June 20 is the United Nations-mandated World Refugee Day. In recognition of this holiday, St. Vincent Catholic Charities, or STVCC, is hosting a World Refugee Awareness Week beginning June 16 and running through June 22.
Tamra Johnson, community relations and marketing director for STVCC, said this is the first year that an entire week has been dedicated to the holiday in Lansing. In past years, STVCC hosted a one-day music festival instead of the week long festivities of this year.
“This year, we decided to do something a little different,” Johnson said. “(The music festival) didn’t highlight refugees as much as we wanted to.”
Beth Mugavero, community outreach coordinator for refugee services for STVCC, said they reached out to various organizations across Lansing to integrate refugees into what they were already doing in order to instill a sense of advocacy rather than just celebrations.

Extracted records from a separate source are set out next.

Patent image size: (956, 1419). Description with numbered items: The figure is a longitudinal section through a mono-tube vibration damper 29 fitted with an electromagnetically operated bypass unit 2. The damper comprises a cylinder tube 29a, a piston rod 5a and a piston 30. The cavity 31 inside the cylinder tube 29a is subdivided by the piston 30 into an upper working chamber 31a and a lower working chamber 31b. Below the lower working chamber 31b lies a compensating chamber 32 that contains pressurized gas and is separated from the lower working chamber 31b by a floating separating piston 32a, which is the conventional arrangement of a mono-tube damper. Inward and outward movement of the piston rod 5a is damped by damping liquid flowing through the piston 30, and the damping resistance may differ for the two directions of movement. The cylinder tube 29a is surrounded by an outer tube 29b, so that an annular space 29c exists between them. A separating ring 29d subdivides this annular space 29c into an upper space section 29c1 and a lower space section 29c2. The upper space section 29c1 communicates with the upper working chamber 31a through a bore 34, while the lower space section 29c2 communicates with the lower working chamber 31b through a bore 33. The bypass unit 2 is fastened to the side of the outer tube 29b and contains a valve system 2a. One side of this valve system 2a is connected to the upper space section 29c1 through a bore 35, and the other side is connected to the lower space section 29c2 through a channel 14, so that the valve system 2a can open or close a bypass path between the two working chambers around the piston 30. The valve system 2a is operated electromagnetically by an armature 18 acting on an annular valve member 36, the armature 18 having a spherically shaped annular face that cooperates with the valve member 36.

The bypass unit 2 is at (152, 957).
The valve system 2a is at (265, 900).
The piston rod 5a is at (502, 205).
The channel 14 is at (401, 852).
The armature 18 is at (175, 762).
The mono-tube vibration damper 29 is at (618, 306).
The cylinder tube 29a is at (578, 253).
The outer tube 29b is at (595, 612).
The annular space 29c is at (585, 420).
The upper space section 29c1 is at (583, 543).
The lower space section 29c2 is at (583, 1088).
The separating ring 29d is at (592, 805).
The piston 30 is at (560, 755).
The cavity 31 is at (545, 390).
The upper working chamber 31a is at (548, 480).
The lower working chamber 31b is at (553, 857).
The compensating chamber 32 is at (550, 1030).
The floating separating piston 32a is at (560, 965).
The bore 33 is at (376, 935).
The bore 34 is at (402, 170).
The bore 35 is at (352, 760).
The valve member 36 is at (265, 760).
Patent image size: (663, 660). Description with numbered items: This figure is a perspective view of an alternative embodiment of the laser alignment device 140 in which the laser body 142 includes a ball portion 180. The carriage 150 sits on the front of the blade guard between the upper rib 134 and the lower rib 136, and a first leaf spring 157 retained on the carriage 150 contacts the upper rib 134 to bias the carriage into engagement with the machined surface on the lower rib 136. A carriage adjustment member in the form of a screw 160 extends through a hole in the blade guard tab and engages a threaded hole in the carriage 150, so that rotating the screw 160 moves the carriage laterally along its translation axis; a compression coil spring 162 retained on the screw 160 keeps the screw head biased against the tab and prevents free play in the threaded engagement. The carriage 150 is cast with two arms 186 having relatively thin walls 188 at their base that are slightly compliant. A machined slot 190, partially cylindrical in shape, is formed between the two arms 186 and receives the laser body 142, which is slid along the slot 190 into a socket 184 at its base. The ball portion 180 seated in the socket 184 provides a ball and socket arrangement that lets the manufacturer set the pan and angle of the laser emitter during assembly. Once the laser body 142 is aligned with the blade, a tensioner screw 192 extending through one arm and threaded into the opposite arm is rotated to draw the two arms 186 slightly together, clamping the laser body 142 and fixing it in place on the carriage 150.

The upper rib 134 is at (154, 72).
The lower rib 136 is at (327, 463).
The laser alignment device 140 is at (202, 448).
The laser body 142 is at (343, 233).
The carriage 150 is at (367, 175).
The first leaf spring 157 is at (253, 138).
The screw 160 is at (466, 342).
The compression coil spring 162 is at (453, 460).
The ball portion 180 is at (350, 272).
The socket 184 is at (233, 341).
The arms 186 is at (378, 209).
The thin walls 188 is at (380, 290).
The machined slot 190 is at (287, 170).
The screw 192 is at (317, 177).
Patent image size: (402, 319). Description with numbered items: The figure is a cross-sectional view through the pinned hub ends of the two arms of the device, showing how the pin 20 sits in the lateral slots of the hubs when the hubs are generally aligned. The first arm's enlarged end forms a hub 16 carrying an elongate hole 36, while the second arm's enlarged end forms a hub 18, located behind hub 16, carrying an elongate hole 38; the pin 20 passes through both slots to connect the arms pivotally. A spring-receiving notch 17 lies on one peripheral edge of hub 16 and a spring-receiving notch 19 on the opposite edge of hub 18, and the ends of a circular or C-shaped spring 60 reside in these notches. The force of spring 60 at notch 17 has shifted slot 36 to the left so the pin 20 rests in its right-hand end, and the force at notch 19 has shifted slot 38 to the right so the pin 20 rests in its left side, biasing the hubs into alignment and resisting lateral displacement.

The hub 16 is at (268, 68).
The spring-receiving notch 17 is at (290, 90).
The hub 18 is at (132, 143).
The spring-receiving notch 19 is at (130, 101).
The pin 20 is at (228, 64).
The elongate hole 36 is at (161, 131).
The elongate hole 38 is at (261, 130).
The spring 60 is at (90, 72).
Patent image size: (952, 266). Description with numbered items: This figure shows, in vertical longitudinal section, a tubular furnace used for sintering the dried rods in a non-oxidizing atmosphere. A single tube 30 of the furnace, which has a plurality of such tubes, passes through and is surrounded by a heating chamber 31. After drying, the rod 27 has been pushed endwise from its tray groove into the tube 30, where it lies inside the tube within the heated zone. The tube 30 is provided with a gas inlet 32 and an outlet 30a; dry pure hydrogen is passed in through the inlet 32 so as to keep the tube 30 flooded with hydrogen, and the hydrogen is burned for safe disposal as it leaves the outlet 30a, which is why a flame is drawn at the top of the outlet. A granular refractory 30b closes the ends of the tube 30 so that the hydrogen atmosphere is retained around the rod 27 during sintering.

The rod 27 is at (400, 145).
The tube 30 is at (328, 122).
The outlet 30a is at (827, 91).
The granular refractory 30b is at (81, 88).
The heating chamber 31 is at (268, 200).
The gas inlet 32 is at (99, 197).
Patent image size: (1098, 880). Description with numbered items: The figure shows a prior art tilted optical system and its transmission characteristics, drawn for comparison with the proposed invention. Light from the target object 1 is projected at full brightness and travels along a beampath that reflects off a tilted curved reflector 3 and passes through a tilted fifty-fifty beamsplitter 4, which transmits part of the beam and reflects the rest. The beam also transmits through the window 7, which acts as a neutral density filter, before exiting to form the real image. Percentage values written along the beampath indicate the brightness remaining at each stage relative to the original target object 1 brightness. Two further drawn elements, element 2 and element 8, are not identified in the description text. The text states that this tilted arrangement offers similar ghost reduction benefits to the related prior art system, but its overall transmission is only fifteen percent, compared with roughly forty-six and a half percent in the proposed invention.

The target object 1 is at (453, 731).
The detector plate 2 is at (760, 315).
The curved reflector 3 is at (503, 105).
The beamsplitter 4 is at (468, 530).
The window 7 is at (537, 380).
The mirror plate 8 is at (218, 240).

The result was a citywide collaboration among STVCC and many of Lansing’s organizations.
The Lansing Somali Bantu Organization, or LSBO, had a stand at the Allen Street Farmers Market, 1619 E. Kalamazoo St., as a means of contributing to the World Refugee Awareness Week. They sold jewelry and clothes and performed traditional plays. This was just one of the many events that took place throughout the week.
“What we want to do is educate people about the contribution that refugees are making to the city of Lansing,” Johnson said.
Mugavero said STVCC, which has been offering refugee services for 40 years, sees around 500 to 700 refugees a year, fleeing from all corners of the world.
“We’ve created a peaceful community for ourselves,” Mugavero said. “In us creating this community that welcomes people … we created a place where people who have been running their whole lives (can rest).”
Abdalla Mukoma, president of LSBO, personally saw many struggles being a native from Somalia, where he said there was little to no opportunity for education.
“People were getting killed without reason,” Mukoma said. “You were going to work for free. When they take you, they ask you to do something. If you don’t do (it), they (would) start beating you.”
The week’s festivities will also include the installation of a Community Peace Pole after a press conference with Lansing Mayor Virg Bernero on June 20.
“(The Peace Pole is) something really tangible that (refugees) can look at every day to remind them that they are safe and peaceful,” Mugavero said. “They have a home here. It’s a nice thing for us to see to remind us why we do this. It’s not a small thing.”